Le barranco Lantxuteko Malda, les crêtes du Malda et l'Artzamendi

Le barranco Lantxuteko Malda, les crêtes du Malda et l'Artzamendi
Le barranco Lantxuteko Malda, les crêtes du Malda et l'Artzamendi

Les pieds dans l’eau dans le ravin sauvage et spectaculaire, en funambule sur les crêtes, l’Artzamendi puis retour par le Vallon Vert.

Le 17 mars 2015, départ d’Itxassou 1km après le Pas de Roland au dessus de la Nive, température de 7° à 18°, du soleil, un peu de vent agréable en crête.

9h25 Je laisse ma voiture dans un virage, remonte un peu sur la route, et plonge à gauche dans un chemin étroit qui me mène vers une passerelle rustique. Je travers le ruisseau qui vient du ravin remonte jusqu'à Landaldéa. Le sentier parfois dallé se faufile entre les fougères sèches et les escarpements rocheux pour rejoindre le fond de ce ravin profond. 

Une autre passerelle dallée permet de rejoindre l’autre rive et une ruine de bergerie, le sentier hésite, serpente, saute d’une rive à l’autre. Parfois les marches sont un peu hautes, mais pas de danger. Le spectacle est partout, de multiples cascades, quelques marmites, des chèvres, l’eau court, chante glisse, se divise, un gros rocher en pain de sucre marque la fin du barranco. 11h30 j’arrive à la bergerie en ruine d’Aphalaeneko Borda. 

Pour rejoindre le Malda je dois contourner Nord/Ouest les barres rocheuses descendre vers d’autres ruines rencontrer des pottocks, et prendre plein Ouest avec le Mondarrain en ligne de mire jusqu’aux crêtes découpées. Je passe de dalle en dalle, à ma droite s’alignent le Gorospil ; le Bizkayluze, l’Ourrezti, le Mondarrain et l’Escondray, plus loin la Rhune, et face à moi la boule blanche au sommet d’Artzamendi.
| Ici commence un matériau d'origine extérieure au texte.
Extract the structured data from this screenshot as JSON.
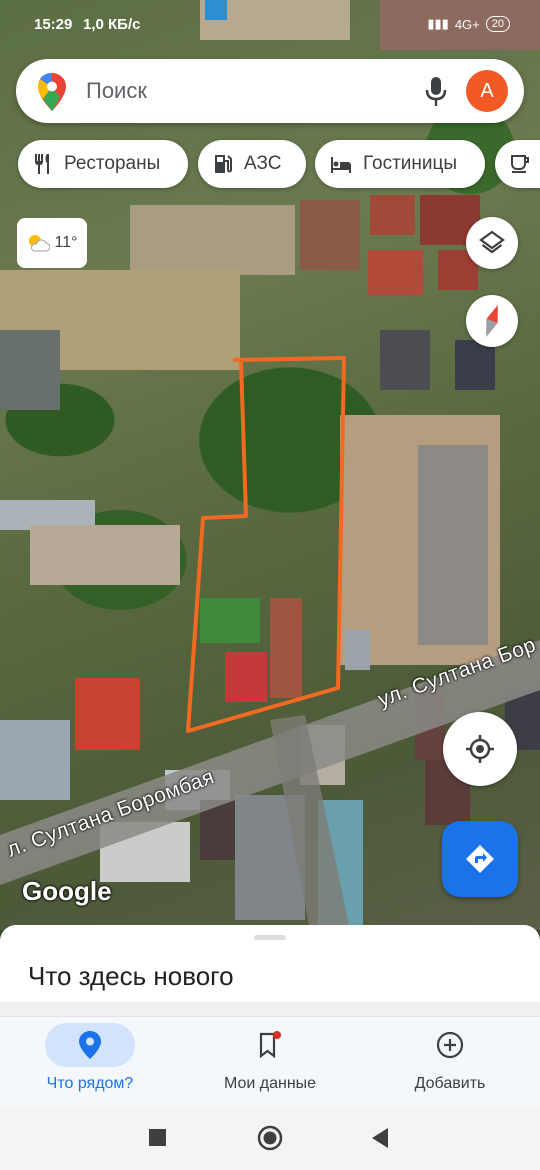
{
  "status_bar": {
    "time": "15:29",
    "speed": "1,0 КБ/с",
    "network": "4G+",
    "battery": "20"
  },
  "search": {
    "placeholder": "Поиск",
    "avatar_letter": "А"
  },
  "chips": [
    {
      "label": "Рестораны",
      "icon": "restaurant-icon"
    },
    {
      "label": "АЗС",
      "icon": "gas-station-icon"
    },
    {
      "label": "Гостиницы",
      "icon": "hotel-icon"
    },
    {
      "label": "",
      "icon": "coffee-icon"
    }
  ],
  "weather": {
    "temp": "11°",
    "icon": "partly-cloudy-icon"
  },
  "map": {
    "street_labels": [
      "ул. Султана Бор",
      "л. Султана Боромбая"
    ],
    "attribution": "Google",
    "outline_color": "#f26a22"
  },
  "sheet": {
    "title": "Что здесь нового"
  },
  "bottom_nav": [
    {
      "label": "Что рядом?",
      "icon": "explore-pin-icon",
      "active": true
    },
    {
      "label": "Мои данные",
      "icon": "saved-bookmark-icon",
      "active": false
    },
    {
      "label": "Добавить",
      "icon": "add-circle-icon",
      "active": false
    }
  ],
  "colors": {
    "accent": "#1a73e8",
    "avatar": "#f15a24",
    "outline": "#f26a22"
  }
}
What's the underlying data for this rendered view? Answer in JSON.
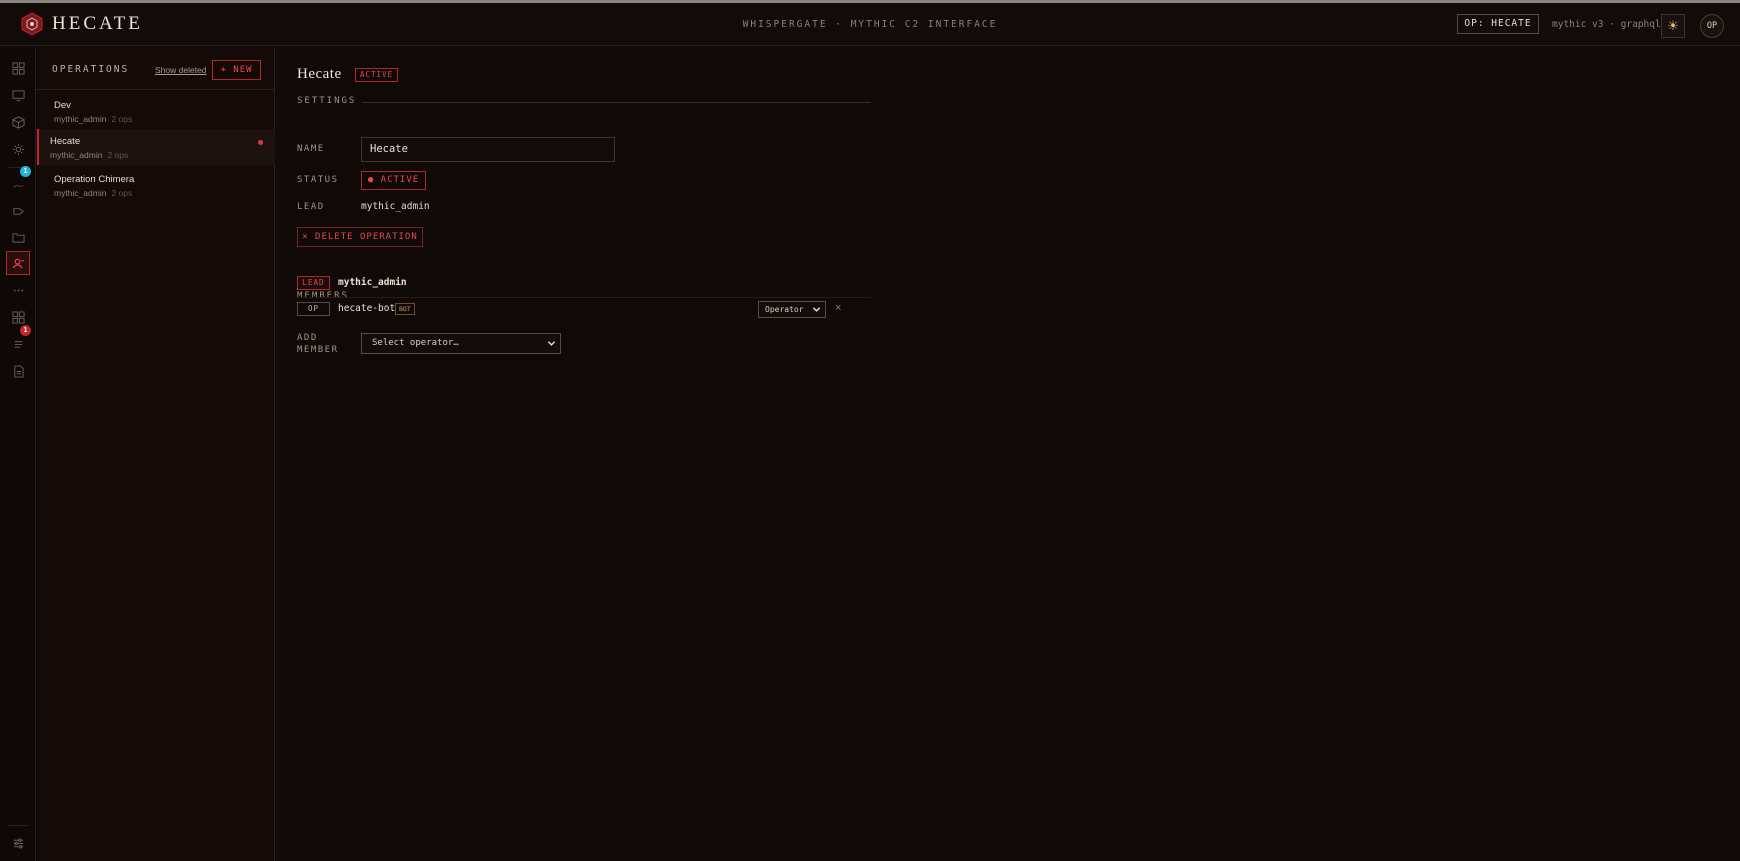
{
  "app": {
    "brand": "HECATE",
    "center_title": "WHISPERGATE · MYTHIC C2 INTERFACE",
    "op_chip": "OP: HECATE",
    "version": "mythic v3 · graphql",
    "theme_icon": "sun-icon",
    "avatar": "OP"
  },
  "rail": {
    "badges": {
      "second": "1",
      "third": "1"
    }
  },
  "operations_panel": {
    "title": "OPERATIONS",
    "show_deleted": "Show deleted",
    "new_label": "+ NEW",
    "items": [
      {
        "name": "Dev",
        "lead": "mythic_admin",
        "count": "2 ops"
      },
      {
        "name": "Hecate",
        "lead": "mythic_admin",
        "count": "2 ops"
      },
      {
        "name": "Operation Chimera",
        "lead": "mythic_admin",
        "count": "2 ops"
      }
    ]
  },
  "main": {
    "title": "Hecate",
    "title_badge": "ACTIVE",
    "settings_label": "SETTINGS",
    "name_label": "NAME",
    "name_value": "Hecate",
    "status_label": "STATUS",
    "status_value": "● ACTIVE",
    "lead_label": "LEAD",
    "lead_value": "mythic_admin",
    "delete_label": "✕ DELETE OPERATION",
    "members_label": "MEMBERS",
    "members": [
      {
        "role": "LEAD",
        "name": "mythic_admin"
      },
      {
        "role": "OP",
        "name": "hecate-bot",
        "tag": "BOT",
        "role_select": "Operator",
        "remove": "×"
      }
    ],
    "add_member_label_1": "ADD",
    "add_member_label_2": "MEMBER",
    "add_member_placeholder": "Select operator…"
  },
  "colors": {
    "accent": "#c0262e",
    "background": "#0f0907",
    "panel": "#140b08",
    "info_badge": "#25b3d8"
  }
}
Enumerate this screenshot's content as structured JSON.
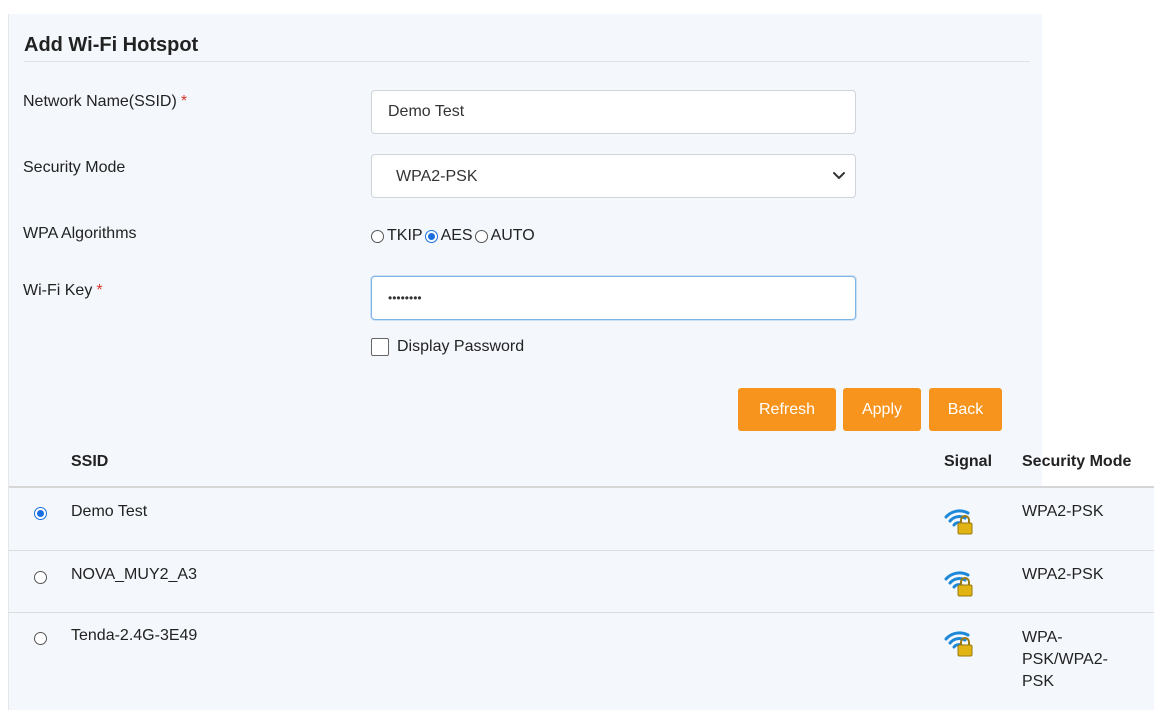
{
  "form": {
    "title": "Add Wi-Fi Hotspot",
    "ssid_label": "Network Name(SSID)",
    "ssid_value": "Demo Test",
    "security_label": "Security Mode",
    "security_value": "WPA2-PSK",
    "algorithms_label": "WPA Algorithms",
    "algorithms": [
      {
        "label": "TKIP",
        "checked": false
      },
      {
        "label": "AES",
        "checked": true
      },
      {
        "label": "AUTO",
        "checked": false
      }
    ],
    "key_label": "Wi-Fi Key",
    "key_value": "••••••••",
    "display_password_label": "Display Password",
    "required_mark": "*"
  },
  "buttons": {
    "refresh": "Refresh",
    "apply": "Apply",
    "back": "Back"
  },
  "table": {
    "headers": {
      "ssid": "SSID",
      "signal": "Signal",
      "security": "Security Mode"
    },
    "rows": [
      {
        "ssid": "Demo Test",
        "security": "WPA2-PSK",
        "selected": true,
        "signal_icon": "wifi-lock-icon"
      },
      {
        "ssid": "NOVA_MUY2_A3",
        "security": "WPA2-PSK",
        "selected": false,
        "signal_icon": "wifi-lock-icon"
      },
      {
        "ssid": "Tenda-2.4G-3E49",
        "security_lines": [
          "WPA-",
          "PSK/WPA2-",
          "PSK"
        ],
        "selected": false,
        "signal_icon": "wifi-lock-icon"
      }
    ]
  },
  "colors": {
    "accent": "#f7941d",
    "radio_selected": "#1a6fe0",
    "panel_bg": "#f4f8fc",
    "required": "#d9372b",
    "wifi_blue": "#1e88d8",
    "lock_gold": "#e2b413"
  }
}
Je bifurque pour passer entre deux gros rochers pour rejoindre Kambochokoko Borda toujours en ruine. Des vautours se sont battus autour d’une carcasse, j’attaque la montée finale, discute un peu avec un couple de randonneurs qui eux descendent, un peu de neige est présente, et à 13h15 je suis au sommet. La chaine du Baïgura est là devant moi, plus loin la neige recouvre les sommets, mais elle est aussi présente sur les Gorramendi et Iparla. 13h25 je pose mon sac à l’abri du vent pour casser la croûte. 

½ heure de pause, et je descends plein Est dans l’herbe rase brulée par la neige qui a fondu. Je rejoins à flanc Arimaluchéné Koborda, passe le Col de l’Ane, la ruine d’Eyhéralde, travers le Vallon Vert et retrouve en zigzag un sentier escarpé et parfois glissant. Landaldéa est là et mon chemin du matin, 15h55 je suis à la voiture.